Em causa estão as novas regras já aprovadas pelo Governo, mas ainda a aguardar publicação em Diário da República, para que possam entrar em vigor a 1 de janeiro. Entre as medidas do novo regime legal de gestão de fluxos de resíduos – UNILEX – está a “obrigatoriedade de implementação da recolha de biorresíduos, já a partir do próximo ano, pelas entidades municipais, o que implica um reajuste nas operações e a aplicação de sistemas de faturação dependentes da quantidade de resíduos indiferenciados produzidos”, mais conhecidos como sistemas “pay as you throw” ou poluidor-pagador. Em cima da mesa está também uma reavaliação, por parte do Governo, dos “instrumentos relativos à contribuição no âmbito da responsabilidade alargada dos produtores” no âmbito do Sistema Integrado de gestão de Resíduos de Embalagem (SIGRE).

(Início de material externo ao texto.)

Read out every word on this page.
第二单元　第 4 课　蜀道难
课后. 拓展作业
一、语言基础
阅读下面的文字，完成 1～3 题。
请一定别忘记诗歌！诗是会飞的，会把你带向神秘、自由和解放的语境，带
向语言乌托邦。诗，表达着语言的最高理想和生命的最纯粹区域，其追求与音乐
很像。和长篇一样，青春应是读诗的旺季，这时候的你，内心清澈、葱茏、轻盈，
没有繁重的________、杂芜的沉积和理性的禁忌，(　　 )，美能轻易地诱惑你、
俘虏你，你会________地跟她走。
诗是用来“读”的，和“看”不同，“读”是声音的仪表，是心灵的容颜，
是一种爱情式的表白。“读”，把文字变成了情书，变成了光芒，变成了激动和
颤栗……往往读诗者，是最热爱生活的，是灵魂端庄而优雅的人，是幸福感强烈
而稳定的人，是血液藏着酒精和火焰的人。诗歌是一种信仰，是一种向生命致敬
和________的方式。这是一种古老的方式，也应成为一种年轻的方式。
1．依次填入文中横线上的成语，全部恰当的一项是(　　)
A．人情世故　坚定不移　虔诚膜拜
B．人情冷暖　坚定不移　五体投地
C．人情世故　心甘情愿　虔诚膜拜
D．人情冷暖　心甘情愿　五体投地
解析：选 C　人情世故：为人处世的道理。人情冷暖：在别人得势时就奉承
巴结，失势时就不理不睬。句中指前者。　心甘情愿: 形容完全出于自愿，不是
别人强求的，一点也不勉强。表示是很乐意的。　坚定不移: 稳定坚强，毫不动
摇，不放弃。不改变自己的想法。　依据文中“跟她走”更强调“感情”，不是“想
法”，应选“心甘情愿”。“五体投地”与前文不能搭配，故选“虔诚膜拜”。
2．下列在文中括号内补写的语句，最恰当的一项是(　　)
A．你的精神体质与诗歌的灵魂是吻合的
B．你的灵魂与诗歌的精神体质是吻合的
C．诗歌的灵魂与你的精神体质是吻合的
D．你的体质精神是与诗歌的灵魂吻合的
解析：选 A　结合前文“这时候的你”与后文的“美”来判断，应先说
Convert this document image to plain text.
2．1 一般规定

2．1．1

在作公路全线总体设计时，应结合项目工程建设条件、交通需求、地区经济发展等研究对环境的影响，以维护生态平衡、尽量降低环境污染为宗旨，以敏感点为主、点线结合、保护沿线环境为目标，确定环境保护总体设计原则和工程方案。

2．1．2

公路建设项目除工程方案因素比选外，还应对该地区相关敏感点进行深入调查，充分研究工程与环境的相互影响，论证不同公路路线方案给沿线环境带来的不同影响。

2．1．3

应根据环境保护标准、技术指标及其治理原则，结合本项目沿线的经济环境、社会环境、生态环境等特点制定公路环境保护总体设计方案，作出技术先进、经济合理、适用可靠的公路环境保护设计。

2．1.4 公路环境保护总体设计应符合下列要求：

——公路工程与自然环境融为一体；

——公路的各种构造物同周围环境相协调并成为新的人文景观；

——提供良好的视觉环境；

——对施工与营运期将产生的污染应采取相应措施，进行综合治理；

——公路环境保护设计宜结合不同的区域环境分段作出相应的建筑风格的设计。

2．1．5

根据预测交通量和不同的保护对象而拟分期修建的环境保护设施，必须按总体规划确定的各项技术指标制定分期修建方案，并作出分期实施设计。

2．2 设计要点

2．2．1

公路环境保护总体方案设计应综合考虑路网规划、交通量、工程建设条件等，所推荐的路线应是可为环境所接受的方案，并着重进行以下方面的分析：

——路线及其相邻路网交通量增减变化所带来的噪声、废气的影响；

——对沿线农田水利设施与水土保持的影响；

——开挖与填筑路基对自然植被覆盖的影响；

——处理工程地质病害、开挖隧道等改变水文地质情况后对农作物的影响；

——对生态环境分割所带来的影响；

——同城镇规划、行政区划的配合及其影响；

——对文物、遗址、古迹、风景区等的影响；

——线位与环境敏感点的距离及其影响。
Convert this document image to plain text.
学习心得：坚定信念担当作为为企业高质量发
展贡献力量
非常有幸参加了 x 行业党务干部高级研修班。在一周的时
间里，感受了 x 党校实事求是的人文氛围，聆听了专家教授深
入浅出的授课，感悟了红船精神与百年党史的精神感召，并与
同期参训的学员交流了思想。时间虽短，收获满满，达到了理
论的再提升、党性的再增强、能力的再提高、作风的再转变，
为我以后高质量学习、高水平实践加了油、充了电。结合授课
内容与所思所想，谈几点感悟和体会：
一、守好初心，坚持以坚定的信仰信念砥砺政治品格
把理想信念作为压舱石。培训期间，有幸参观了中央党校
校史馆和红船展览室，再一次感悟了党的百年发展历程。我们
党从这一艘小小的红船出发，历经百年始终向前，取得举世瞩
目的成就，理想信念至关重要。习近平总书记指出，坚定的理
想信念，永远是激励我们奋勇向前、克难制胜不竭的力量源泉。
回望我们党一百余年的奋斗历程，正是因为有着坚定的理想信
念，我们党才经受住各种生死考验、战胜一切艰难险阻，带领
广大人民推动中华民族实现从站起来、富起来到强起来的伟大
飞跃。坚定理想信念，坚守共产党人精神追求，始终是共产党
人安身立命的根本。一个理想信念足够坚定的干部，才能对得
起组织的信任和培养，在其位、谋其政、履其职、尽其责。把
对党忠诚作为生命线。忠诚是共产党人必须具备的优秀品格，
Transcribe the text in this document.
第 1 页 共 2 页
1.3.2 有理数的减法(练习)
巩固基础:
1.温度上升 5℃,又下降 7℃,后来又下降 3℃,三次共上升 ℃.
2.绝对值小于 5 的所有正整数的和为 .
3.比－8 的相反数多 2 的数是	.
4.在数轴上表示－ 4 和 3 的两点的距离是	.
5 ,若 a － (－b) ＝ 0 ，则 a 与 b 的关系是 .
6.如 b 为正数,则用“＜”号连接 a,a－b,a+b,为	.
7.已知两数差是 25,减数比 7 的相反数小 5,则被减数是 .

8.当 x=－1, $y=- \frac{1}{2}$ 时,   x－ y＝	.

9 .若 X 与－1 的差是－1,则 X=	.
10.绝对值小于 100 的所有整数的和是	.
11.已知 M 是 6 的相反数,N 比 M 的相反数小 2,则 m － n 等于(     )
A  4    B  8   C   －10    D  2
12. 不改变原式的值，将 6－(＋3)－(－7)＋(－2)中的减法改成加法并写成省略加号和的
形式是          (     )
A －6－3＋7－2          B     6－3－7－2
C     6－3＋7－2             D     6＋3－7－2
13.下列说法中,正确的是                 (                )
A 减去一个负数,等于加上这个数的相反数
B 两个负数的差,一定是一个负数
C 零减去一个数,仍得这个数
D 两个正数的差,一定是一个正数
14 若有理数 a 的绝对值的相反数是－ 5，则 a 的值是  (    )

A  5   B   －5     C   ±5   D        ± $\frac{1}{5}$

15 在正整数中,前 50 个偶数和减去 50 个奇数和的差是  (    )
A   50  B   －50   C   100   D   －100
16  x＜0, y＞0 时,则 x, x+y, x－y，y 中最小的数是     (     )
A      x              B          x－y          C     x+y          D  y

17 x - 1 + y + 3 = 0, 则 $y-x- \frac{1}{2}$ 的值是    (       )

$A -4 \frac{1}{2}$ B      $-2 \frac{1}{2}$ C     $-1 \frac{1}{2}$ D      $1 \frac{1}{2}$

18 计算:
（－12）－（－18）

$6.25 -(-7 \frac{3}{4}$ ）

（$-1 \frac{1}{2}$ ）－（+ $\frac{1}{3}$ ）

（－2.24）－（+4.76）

Do lado das empresas que recolhem, separam e tratam os resíduos em cada município é esperado que os valores de contrapartida pagos pelas embalagens de plástico, vidro e papel quase dupliquem em 2024 (de 105 para 205 milhões de euros), depois de terem estado inalterados durante sete anos (apenas com uma atualização de 12% entre outubro e dezembro de 2023). No entanto, isto é contestado pelas entidades gestoras, como a Sociedade Ponto Verde, que já veio avisar que a medida “vai ter um impacto brutal sobre os produtores e sobre os consumidores”.
De acordo com os dados do RASARP 2022, o grau de cobertura dos gastos dos municípios com a gestão de resíduos é “insatisfatório”, tendo em conta que 168 entidades gestoras não estão a recuperar os custos que têm com a prestação deste serviço aos cidadãos, por via da fatura da água. Destas, a esmagadora maioria (96%), opera em modelo de gestão direta pelos municípios. Há ainda 48 entidades gestoras que nem sequer reportam este indicador. Em Portugal, a região centro é a que tem o menor nível médio mensal de encargos tarifários com os resíduos (4,3 euros/10 m3), estando o Algarve no extremo oposto (7,5 euros/10 m3). “Este serviço apresenta um nível de cobertura dos gastos deficitário em todas as regiões, sendo a média nacional de 76 %, ou seja, em termos globais os gastos totais com a prestação do serviço não são integralmente recuperados”.